The Norman Transcript

February 3, 2013

Not minding another year

The Norman Transcript

NORMAN — This week’s little tidbit about me is that I turned another year older last week.

It wasn’t that hard to face the reality that another year of my life is over, but still birthdays always make me reflect back on the last year. I might not have received everything I wanted last year, but I survived. And, as I always say, turning another year older is better than the alternative.

I remember when I was a pre-teen sitting in my Kansas bedroom with a calculator doing the math on what year I’d be what age. Back then, the year 2000 seemed like the Jetson era. Not that I figured we’d all be riding around in flying cars or having robot maids named Rosie, although I did secretly wish for all of that.

As an 11-year-old, I also couldn’t imagine being close to 40. But, here I am and even now, it doesn’t seem like it’s possible. The years have a way of slipping by you. Even though some of them were rough, it still seems like life is short. Of course, some of these cold mornings I feel older than I really am. Bones pop. Muscles ache.

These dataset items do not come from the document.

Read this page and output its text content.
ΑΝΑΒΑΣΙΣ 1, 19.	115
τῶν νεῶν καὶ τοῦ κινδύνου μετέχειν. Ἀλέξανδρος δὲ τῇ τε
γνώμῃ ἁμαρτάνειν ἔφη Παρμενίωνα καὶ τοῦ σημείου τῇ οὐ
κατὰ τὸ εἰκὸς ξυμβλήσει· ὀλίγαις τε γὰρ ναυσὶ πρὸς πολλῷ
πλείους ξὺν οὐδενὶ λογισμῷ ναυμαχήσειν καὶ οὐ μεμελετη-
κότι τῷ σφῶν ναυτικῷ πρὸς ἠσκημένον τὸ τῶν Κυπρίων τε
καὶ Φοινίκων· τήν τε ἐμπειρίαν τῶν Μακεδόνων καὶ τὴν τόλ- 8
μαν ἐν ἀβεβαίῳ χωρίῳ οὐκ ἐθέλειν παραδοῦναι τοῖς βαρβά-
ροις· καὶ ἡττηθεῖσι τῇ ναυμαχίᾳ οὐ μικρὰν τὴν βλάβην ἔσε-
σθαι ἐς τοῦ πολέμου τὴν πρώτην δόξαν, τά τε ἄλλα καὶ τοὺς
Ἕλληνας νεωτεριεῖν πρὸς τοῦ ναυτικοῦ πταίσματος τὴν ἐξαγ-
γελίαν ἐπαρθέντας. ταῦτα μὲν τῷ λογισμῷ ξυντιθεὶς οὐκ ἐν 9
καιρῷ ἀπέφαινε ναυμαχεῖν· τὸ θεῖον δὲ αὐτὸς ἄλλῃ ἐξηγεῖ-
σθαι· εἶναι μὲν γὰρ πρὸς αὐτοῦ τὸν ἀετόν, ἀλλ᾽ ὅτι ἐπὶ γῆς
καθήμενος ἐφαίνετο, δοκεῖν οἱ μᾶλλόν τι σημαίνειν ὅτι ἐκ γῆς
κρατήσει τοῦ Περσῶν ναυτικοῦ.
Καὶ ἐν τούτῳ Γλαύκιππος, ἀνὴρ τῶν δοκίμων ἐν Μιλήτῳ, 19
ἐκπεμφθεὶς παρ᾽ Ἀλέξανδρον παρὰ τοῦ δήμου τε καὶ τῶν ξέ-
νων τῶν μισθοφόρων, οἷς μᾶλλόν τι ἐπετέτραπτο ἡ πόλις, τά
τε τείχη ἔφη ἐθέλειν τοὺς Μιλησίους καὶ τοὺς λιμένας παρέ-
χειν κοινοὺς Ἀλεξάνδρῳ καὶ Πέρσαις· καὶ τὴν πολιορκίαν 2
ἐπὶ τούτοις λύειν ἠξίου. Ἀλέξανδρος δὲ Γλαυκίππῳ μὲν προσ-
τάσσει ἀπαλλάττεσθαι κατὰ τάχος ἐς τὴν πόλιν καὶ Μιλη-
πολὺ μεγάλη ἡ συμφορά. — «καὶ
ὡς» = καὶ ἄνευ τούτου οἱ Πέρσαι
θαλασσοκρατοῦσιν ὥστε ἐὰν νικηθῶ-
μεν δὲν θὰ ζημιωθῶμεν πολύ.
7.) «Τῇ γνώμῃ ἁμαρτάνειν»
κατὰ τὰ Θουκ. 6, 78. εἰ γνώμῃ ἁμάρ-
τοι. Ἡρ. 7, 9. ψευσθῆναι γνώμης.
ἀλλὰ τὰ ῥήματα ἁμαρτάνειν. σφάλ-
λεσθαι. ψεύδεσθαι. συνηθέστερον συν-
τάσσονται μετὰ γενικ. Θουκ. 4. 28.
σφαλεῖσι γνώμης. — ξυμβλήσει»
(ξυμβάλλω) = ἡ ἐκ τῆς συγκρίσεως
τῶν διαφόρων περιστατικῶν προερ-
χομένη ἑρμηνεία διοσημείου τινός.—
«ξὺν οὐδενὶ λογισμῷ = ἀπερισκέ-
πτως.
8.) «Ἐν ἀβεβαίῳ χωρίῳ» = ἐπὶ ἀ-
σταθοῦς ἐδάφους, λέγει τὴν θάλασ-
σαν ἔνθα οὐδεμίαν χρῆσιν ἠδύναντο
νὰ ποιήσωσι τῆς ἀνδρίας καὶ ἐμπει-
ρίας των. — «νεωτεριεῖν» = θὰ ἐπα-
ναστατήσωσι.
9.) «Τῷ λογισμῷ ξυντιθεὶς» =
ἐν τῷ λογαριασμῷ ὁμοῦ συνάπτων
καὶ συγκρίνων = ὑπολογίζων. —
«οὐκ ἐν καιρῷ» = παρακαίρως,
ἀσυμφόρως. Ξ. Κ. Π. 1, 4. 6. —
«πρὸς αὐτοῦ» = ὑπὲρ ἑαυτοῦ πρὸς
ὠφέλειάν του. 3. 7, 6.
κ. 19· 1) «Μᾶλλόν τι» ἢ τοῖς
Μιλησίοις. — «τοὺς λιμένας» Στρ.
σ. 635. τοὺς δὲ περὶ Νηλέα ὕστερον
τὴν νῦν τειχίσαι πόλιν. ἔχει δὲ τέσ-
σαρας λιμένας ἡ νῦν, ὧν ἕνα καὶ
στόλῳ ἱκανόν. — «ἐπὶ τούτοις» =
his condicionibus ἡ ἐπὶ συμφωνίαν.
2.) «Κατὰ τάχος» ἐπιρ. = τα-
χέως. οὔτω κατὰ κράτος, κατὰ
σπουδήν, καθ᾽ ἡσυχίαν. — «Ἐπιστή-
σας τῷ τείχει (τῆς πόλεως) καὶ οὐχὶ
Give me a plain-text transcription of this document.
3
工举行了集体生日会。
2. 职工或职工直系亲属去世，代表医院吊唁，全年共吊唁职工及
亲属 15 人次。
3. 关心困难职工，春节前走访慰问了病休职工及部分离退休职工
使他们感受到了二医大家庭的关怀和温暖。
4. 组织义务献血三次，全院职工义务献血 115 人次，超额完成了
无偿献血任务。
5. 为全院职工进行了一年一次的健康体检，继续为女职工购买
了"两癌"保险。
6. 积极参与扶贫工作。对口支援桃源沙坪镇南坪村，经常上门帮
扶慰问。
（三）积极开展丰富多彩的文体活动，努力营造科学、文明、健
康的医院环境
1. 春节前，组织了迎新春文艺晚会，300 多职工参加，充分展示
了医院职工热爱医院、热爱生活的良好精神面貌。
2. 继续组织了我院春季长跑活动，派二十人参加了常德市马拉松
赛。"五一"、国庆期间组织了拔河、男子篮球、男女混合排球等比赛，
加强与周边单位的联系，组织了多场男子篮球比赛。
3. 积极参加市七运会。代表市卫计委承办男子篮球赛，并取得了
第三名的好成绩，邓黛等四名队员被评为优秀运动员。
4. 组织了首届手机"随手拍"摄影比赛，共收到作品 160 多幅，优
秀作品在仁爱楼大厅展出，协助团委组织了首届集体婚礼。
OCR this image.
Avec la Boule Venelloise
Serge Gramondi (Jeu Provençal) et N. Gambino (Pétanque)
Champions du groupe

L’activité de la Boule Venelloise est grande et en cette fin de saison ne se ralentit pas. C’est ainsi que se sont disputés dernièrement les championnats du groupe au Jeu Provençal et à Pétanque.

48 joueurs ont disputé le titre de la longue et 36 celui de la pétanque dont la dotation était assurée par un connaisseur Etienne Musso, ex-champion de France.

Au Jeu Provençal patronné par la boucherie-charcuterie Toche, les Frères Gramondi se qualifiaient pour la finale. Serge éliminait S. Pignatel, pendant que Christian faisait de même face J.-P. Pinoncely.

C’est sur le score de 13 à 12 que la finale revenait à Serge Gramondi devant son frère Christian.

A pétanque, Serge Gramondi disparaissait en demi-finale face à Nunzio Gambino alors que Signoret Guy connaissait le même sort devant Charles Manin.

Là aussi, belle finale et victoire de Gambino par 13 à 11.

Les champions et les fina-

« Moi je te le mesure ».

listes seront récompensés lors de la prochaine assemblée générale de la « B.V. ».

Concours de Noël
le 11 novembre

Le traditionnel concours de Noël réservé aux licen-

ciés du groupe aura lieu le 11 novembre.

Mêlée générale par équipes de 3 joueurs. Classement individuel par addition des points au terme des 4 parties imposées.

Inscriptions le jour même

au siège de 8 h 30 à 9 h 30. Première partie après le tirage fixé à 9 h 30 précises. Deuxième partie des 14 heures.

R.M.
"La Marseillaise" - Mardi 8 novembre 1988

My vision isn’t what it used to be either. My hair turns gray a lot quicker. And losing a pound or two is a lot harder than it was 20 years ago.

But most days I live by the little piece of advice I received from my Great-aunt Thelma, who lived well into her 90s. She said, “Age is a mind over matter. If you don’t mind, it doesn’t matter.” I think she told me that when she was in her 80s and I was just lamenting the thought of turning the ripe old age of 25. I remember thinking then that her words of encouragement were funny and sweet. She never acted a day over 50 herself, even near the end of her life.

It might take me a little longer to climb the stairs at work and I can’t stay out late any more either. A few weeks ago I was bragging to all of my friends and family that I stayed out until 10. That’s p.m. And here I thought the week before that staying out until 7 p.m. was a big deal.

I’m hoping to see another birthday and I’m hoping to live until I’m old enough to accomplish jumping out of an airplane. That’s how my Aunt Dorothy celebrated her 80th birthday. And, yes she did it willingly. Because age truly is a mind over matter.